La règle de sa vie qui en fait la profonde unité, il la formule aux premières pages du premier des Cahiers : « Dire la vérité, toute la vérité, rien que la vérité, dire bêtement la vérité bête, ennuyeusement la vérité ennuyeuse, tristement la vérité triste : voilà ce que nous nous sommes proposé depuis plus de vingt mois, et non pas seulement pour les questions de doctrine et de méthode, mais aussi, mais surtout pour l’action. Nous y avons à peu près réussi. Faut-il que nous y renoncions ? » Non certes, jamais il ne consentira à y renoncer. Qu’il se soit parfois trompé sur les hommes et sur les choses ; que la passion même avec laquelle il traitait des uns et des autres l’ait parfois induit en erreur, c’est une autre affaire. Toujours sur tout et sur tous, il a dit, à ses risques et périls, ce qu’il tenait pour la vérité.

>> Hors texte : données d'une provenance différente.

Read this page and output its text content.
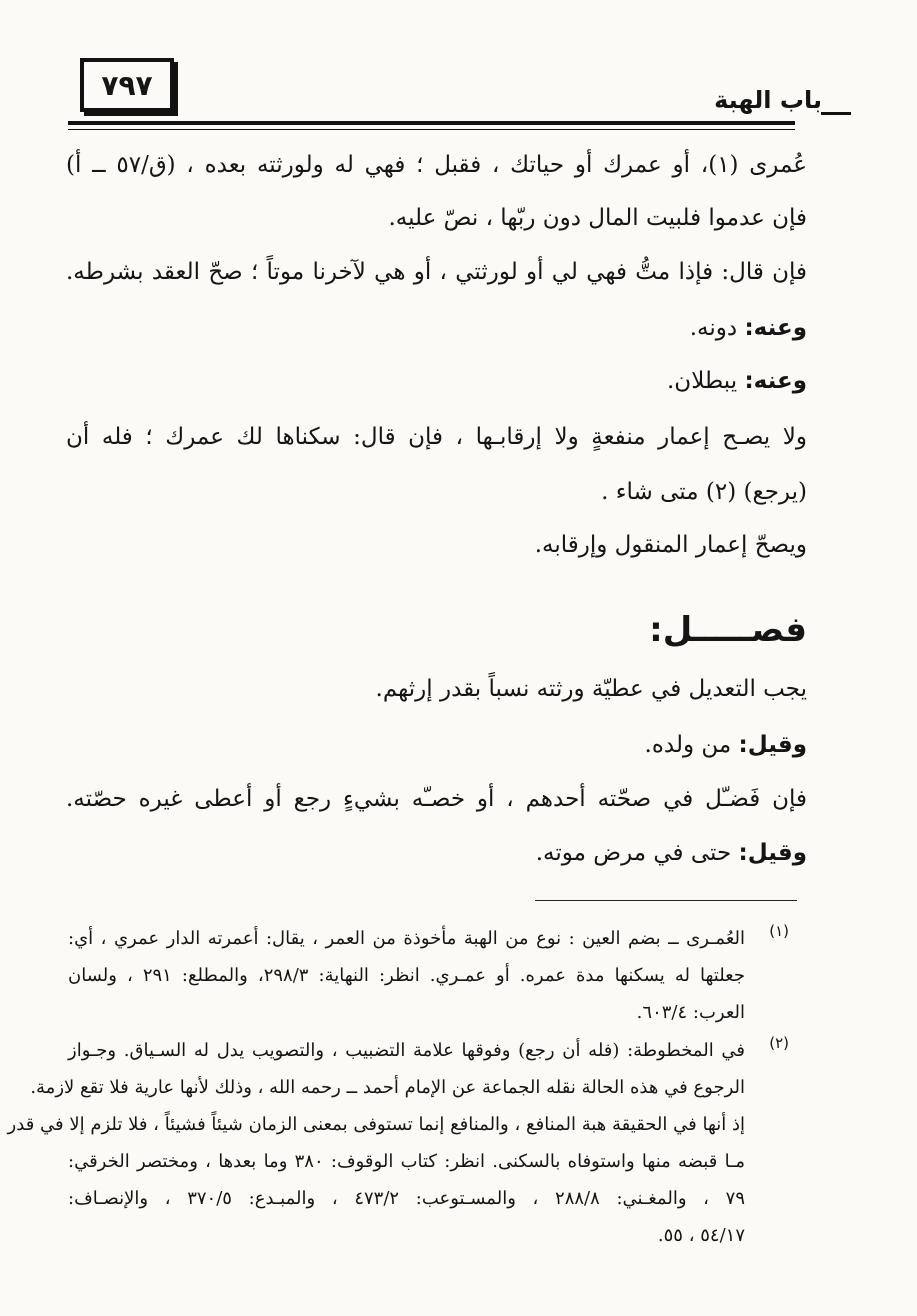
٧٩٧	باب الهبة
عُمرى (١)، أو عمرك أو حياتك ، فقبل ؛ فهي له ولورثته بعده ، (ق/٥٧ ــ أ)
فإن عدموا فلبيت المال دون ربّها ، نصّ عليه.
فإن قال: فإذا متُّ فهي لي أو لورثتي ، أو هي لآخرنا موتاً ؛ صحّ العقد بشرطه.
وعنه: دونه.
وعنه: يبطلان.
ولا يصـح إعمار منفعةٍ ولا إرقابـها ، فإن قال: سكناها لك عمرك ؛ فله أن
(يرجع) (٢) متى شاء .
ويصحّ إعمار المنقول وإرقابه.
فصـــــل:
يجب التعديل في عطيّة ورثته نسباً بقدر إرثهم.
وقيل: من ولده.
فإن فَضـّل في صحّته أحدهم ، أو خصـّه بشيءٍ رجع أو أعطى غيره حصّته.
وقيل: حتى في مرض موته.
(١)
العُمـرى ــ بضم العين : نوع من الهبة مأخوذة من العمر ، يقال: أعمرته الدار عمري ، أي:
جعلتها له يسكنها مدة عمره. أو عمـري. انظر: النهاية: ٢٩٨/٣، والمطلع: ٢٩١ ، ولسان
العرب: ٦٠٣/٤.
(٢)
في المخطوطة: (فله أن رجع) وفوقها علامة التضبيب ، والتصويب يدل له السـياق. وجـواز
الرجوع في هذه الحالة نقله الجماعة عن الإمام أحمد ــ رحمه الله ، وذلك لأنها عارية فلا تقع لازمة.
إذ أنها في الحقيقة هبة المنافع ، والمنافع إنما تستوفى بمعنى الزمان شيئاً فشيئاً ، فلا تلزم إلا في قدر
مـا قبضه منها واستوفاه بالسكنى. انظر: كتاب الوقوف: ٣٨٠ وما بعدها ، ومختصر الخرقي:
٧٩ ، والمغـني: ٢٨٨/٨ ، والمسـتوعب: ٤٧٣/٢ ، والمبـدع: ٣٧٠/٥ ، والإنصـاف:
٥٤/١٧ ، ٥٥.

À vingt-cinq ans, il a déjà édité deux livres où l’on le trouve tout entier tel que nous le connaîtrons tout le long de sa vie, si courte et si pleine. Jeanne d’Arc, sa première Jeanne d’Arc, si humaine, si attachante, si pitoyable : « Fini d’imprimer en décembre 1897. » Marcel, ou l’utopie socialiste ; entendez par là : une construction purement idéale, élevée, sans aucune préoccupation du réel, sur des bases empruntées aux purs théoriciens du socialisme : « Fini d’imprimer en juin 1898. » Comme s’il eût prévu que son existence serait brève, il se presse. Son mariage à vingt-quatre ans lui apporte une petite fortune que, d’accord avec sa nouvelle famille, il place aussitôt, — il « engloutit » serait plus exact, — dans la fondation d’une librairie. Cette tentative malheureuse fut comme le prologue de la création des Cahiers de la quinzaine.

5 janvier 1900. C’est la date du premier Cahier.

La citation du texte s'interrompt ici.